Tygodnik Podhalański, 12 lutego 2009

 

Tutaj skan artykułu

Inne komentarze w Tygodniku Podhalańskim (2009)

Maciej Pinkwart

Robotnik

 

Poprzedni Burmistrz (dla skrótu będziemy używać akronimu PB), zarzuca swojemu następcy, że ten niewiele zrobił dla miasta i jego mieszkańców. Zgadzam się całkowicie z przesympatycznym byłym burmistrzem. Niewiele.

Jak dotąd, Janusz Majcher nie postawił w Zakopanem żadnego pomnika, i w tej dziedzinie jego poprzednik bije go na głowę. Pomnik Andrzeja Chramca, stojący tyłem do urzędu, w którym ordynował PB, dowodnie świadczy o tym, że władza powinna stawiać pomniki władzy, w nadziei, że ta tradycja będzie kontynuowana przez następców. Chramiec przed Urzędem Miejskim trzyma wypchaną teczkę i mocno siedzi na stołku, czego jego późny następca niestety nie potrafił. Chudziutki pomnik Władysława Zamoyskiego przy Krupówkach, postawiony dla uczczenia dobroczyńcy Zakopanego i największego właściciela ziemskiego w okolicy, hrabiego, co dla nas dziś takie istotne, i patrona partii politycznej, której działaczem był PB, jest także dowodem dbałości o sprawy miasta i jego mieszkańców.

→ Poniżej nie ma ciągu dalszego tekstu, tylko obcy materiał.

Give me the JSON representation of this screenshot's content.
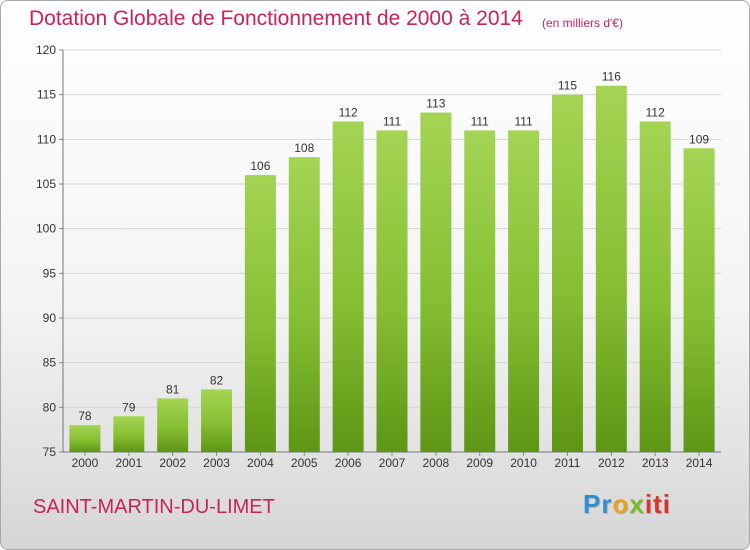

Kolejny pomnik, który dał Zakopanem PB - monument „Ognia”, którego wcześniej nie udało się postawić w żadnym innym miejscu - świadczy przed całym światem jak bardzo tolerancyjnym miejscem jest Zakopane i takie świadectwo jest dla nas nieocenioną promocją. Niewiele miast chwali się takimi bohaterami i takimi przyczynami stawiania pomników. Dowodem tolerancji PB jest także i to, że pomnik „Ognia” stanął obok Ronda Armii Krajowej. Łączenie ognia z wodą, można powiedzieć… Podobnie jak nadanie imienia Romana Dmowskiego jednemu z rond zakopiańskich, przy równoczesnym propagowaniu kultu Józefa Piłsudskiego. O miłości, jaką zaskarbiły sobie u kierowców poprzednie władze Zakopanego po wybudowaniu rond „kompaktowych” i innych rozwiązań drogowych już nie warto wspominać. Tolerancja dla legalnie działającej w Zakopanem formacji ONR i brak tolerancji dla legalnie działających w Zakopanem dziennikarzy, którzy według poprzedniej władzy stanowili największe zagrożenie dla Zakopanego to kolejne zasługi PB dla promocji Zakopanego – bo o żadnym innym mieście tyle wówczas nie pisano.

Ma więc rację Poprzedni Burmistrz, że jego następca mniej zrobił niż on. I tak trzymać.